8) Keep on breathing slowly and deeply. If you lose your concentration (and this is normal), gently bring your mind and body back to the task. Your concentration will also improve each time you do this exercise but there will be some days when it is harder to stay focused.
9) When you have relaxed each part of the body, rest quietly in this comfortable state for two to five minutes.
10) When you are ready, gently let the muscles in your eyelids lighten up, become ready to open your eyes, and become aware of the room,
11) Now let your eyes open, and you are ready to go on with your usual activities. You will feel relaxed, focused, energized, and happy. You have just given your mind, body, and spirit a wonderful gift of health and well-being.

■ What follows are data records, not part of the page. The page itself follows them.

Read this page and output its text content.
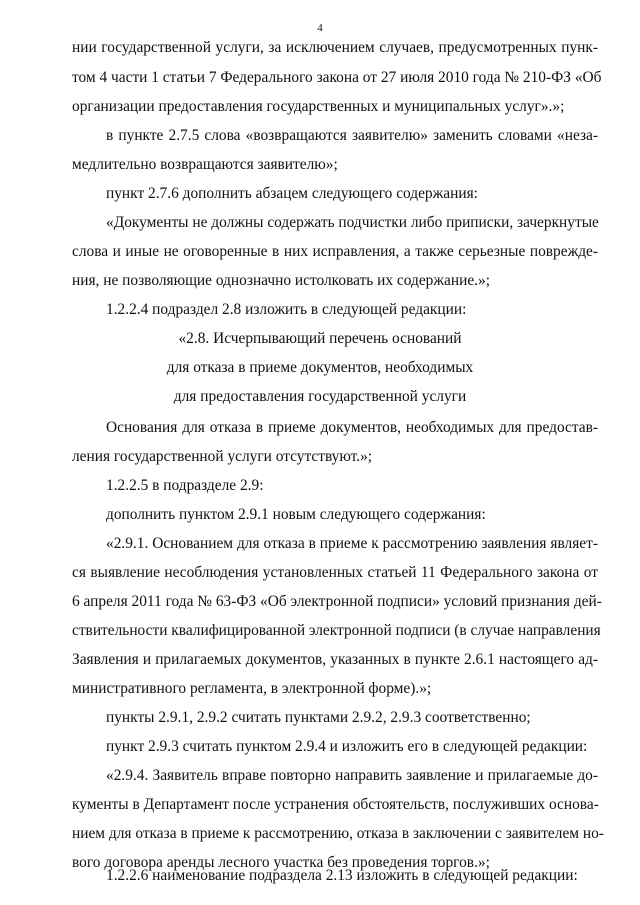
4
нии государственной услуги, за исключением случаев, предусмотренных пунк-
том 4 части 1 статьи 7 Федерального закона от 27 июля 2010 года № 210-ФЗ «Об
организации предоставления государственных и муниципальных услуг».»;
в пункте 2.7.5 слова «возвращаются заявителю» заменить словами «неза-
медлительно возвращаются заявителю»;
пункт 2.7.6 дополнить абзацем следующего содержания:
«Документы не должны содержать подчистки либо приписки, зачеркнутые
слова и иные не оговоренные в них исправления, а также серьезные поврежде-
ния, не позволяющие однозначно истолковать их содержание.»;
1.2.2.4 подраздел 2.8 изложить в следующей редакции:
«2.8. Исчерпывающий перечень оснований
для отказа в приеме документов, необходимых
для предоставления государственной услуги
Основания для отказа в приеме документов, необходимых для предостав-
ления государственной услуги отсутствуют.»;
1.2.2.5 в подразделе 2.9:
дополнить пунктом 2.9.1 новым следующего содержания:
«2.9.1. Основанием для отказа в приеме к рассмотрению заявления являет-
ся выявление несоблюдения установленных статьей 11 Федерального закона от
6 апреля 2011 года № 63-ФЗ «Об электронной подписи» условий признания дей-
ствительности квалифицированной электронной подписи (в случае направления
Заявления и прилагаемых документов, указанных в пункте 2.6.1 настоящего ад-
министративного регламента, в электронной форме).»;
пункты 2.9.1, 2.9.2 считать пунктами 2.9.2, 2.9.3 соответственно;
пункт 2.9.3 считать пунктом 2.9.4 и изложить его в следующей редакции:
«2.9.4. Заявитель вправе повторно направить заявление и прилагаемые до-
кументы в Департамент после устранения обстоятельств, послуживших основа-
нием для отказа в приеме к рассмотрению, отказа в заключении с заявителем но-
вого договора аренды лесного участка без проведения торгов.»;
1.2.2.6 наименование подраздела 2.13 изложить в следующей редакции:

Finally, it is vitally important to manage stress effectively during the day including adequate exercise and a proper diet. Here are a few ideas to reduce stress on a day to day basis:

Short Term Stress Reduction Strategies
· Go for a 1 km walk
· Take a hot bath, shower
· Get a massage from a Registered Massage Therapist
· Listen to relaxation tapes
· Start doodling and keeping a diary
· Buy yourself a small gift
· Buy someone else a gift
· Book a weekend somewhere
· Listen to music after work
· Stop watching the news on TV
· Make time for your hobby
· Plan an evening out with friends
· Begin a small renovation project
· Sign up for an evening class of interest (Yoga is great!)
· Read in your interest area
· Smile at everyone you meet
· Have a nap (but not for too long!)
· Do some volunteer work
· Meditate and/or pray each day
· Get yourself a pet
· Book off early once a week
· Take your spouse to a movie, play
· Learn to bake from scratch
· Daydream before sleep

If emotional and psychological issues disrupt your sleep on an ongoing basis, talk to someone who can help, a Registered Psychologist.